Low Dose X-Ray Sources and High Quantum Efficiency Sensors: The Next Challenge in Dental Digital Imaging?

1Department of Endodontology, Temple University Kornberg School of Dentistry, 3223 North Broad Street, Philadelphia, PA 19140, USA
2Oral and Maxillofacial Radiology Department, Temple University Kornberg School of Dentistry, 3223 North Broad Street, Philadelphia, PA 19140, USA
3E3 Medical, Inc., 941 Garfield Avenue, Louisville, CO 80027, USA

Received 21 August 2014; Revised 10 November 2014; Accepted 17 November 2014; Published 10 December 2014

Academic Editor: Sotirios Bisdas

Copyright © 2014 Arnav R. Mistry et al. This is an open access article distributed under the Creative Commons Attribution License, which permits unrestricted use, distribution, and reproduction in any medium, provided the original work is properly cited.

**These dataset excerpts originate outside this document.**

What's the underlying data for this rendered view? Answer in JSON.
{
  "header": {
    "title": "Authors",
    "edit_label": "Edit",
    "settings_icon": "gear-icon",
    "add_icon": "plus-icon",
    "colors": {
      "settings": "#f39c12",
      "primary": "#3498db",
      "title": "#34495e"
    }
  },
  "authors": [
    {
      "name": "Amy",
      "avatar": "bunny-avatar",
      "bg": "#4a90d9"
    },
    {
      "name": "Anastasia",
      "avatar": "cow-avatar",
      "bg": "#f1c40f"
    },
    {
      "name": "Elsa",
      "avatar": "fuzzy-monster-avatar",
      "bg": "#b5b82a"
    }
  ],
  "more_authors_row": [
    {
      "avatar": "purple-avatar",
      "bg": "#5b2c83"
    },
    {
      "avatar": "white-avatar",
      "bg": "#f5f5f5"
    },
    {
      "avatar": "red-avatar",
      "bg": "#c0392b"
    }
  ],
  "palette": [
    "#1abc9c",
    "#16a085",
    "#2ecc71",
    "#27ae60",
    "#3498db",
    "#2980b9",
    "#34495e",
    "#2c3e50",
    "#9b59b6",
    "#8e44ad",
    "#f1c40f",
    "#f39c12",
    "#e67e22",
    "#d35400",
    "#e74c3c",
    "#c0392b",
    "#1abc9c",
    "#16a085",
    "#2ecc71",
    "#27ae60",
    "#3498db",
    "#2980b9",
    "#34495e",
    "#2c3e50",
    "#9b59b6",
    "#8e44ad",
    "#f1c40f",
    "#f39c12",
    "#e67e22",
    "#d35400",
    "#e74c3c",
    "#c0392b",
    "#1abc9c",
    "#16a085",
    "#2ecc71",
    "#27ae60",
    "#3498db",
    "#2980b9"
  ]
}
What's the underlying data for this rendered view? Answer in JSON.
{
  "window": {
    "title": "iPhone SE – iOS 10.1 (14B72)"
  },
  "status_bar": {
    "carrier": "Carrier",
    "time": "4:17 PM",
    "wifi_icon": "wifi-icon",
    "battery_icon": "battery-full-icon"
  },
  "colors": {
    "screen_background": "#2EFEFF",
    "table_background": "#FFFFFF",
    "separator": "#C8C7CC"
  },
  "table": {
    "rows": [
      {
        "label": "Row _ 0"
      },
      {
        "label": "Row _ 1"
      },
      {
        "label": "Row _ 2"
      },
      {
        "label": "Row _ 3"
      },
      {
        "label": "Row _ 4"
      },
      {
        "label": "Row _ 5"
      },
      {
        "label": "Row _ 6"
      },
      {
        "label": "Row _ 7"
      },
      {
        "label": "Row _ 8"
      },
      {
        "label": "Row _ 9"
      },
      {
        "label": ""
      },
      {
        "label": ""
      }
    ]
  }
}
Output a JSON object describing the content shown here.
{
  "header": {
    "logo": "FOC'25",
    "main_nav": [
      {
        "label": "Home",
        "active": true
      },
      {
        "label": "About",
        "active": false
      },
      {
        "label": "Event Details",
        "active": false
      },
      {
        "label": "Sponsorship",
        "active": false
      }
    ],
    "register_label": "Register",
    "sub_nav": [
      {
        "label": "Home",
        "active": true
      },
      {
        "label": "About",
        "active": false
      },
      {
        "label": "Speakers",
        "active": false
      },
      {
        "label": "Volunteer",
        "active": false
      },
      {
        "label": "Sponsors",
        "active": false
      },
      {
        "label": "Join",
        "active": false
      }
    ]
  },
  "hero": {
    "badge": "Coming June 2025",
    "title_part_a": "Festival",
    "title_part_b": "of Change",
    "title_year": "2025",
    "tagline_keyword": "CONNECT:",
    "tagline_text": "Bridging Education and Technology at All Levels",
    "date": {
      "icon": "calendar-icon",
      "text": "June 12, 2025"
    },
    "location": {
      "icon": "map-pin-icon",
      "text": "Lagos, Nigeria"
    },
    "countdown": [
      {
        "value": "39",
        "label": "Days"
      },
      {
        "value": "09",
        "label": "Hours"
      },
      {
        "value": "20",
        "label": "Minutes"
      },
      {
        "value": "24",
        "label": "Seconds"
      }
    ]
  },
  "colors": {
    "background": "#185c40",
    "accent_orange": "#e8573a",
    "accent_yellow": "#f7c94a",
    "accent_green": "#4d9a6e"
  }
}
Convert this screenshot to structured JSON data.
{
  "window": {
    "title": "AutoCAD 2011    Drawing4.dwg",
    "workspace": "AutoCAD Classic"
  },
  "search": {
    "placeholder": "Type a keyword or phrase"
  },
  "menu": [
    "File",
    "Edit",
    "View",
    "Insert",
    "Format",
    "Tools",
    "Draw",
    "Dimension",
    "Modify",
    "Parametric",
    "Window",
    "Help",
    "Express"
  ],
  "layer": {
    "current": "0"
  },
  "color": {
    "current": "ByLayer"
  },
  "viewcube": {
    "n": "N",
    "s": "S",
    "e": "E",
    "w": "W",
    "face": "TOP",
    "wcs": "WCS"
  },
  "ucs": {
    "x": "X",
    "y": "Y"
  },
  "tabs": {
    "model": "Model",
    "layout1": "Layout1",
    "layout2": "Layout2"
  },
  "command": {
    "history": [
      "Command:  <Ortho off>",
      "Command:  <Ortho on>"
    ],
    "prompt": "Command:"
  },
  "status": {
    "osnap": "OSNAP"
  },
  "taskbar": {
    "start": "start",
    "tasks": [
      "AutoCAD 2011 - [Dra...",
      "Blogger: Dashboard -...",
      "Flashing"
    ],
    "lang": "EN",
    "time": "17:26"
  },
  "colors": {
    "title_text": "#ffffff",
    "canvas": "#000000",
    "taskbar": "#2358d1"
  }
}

Objective(s). The major challenge encountered to decrease the milliamperes (mA) level in X-ray imaging systems is the quantum noise phenomena. This investigation evaluated dose exposure and image resolution of a low dose X-ray imaging (LDXI) prototype comprising a low mA X-ray source and a novel microlens-based sensor relative to current imaging technologies. Study Design. A LDXI in static (group 1) and dynamic (group 2) modes was compared to medical fluoroscopy (group 3), digital intraoral radiography (group 4), and CBCT scan (group 5) using a dental phantom. Results. The Mann-Whitney test showed no statistical significance in dose exposure between groups 1 and 3 and 1 and 4 and timing exposure (seconds) between groups 1 and 5 and 2 and 3. Image resolution test showed group 1 > group 4 > group 2 > group 3 > group 5. Conclusions. The LDXI proved the concept for obtaining a high definition image resolution for static and dynamic radiography at lower or similar dose exposure and smaller pixel size, respectively, when compared to current imaging technologies. Lower mA at the X-ray source and high QE at the detector level principles with microlens could be applied to current imaging technologies to considerably reduce dose exposure without compromising image resolution in the near future.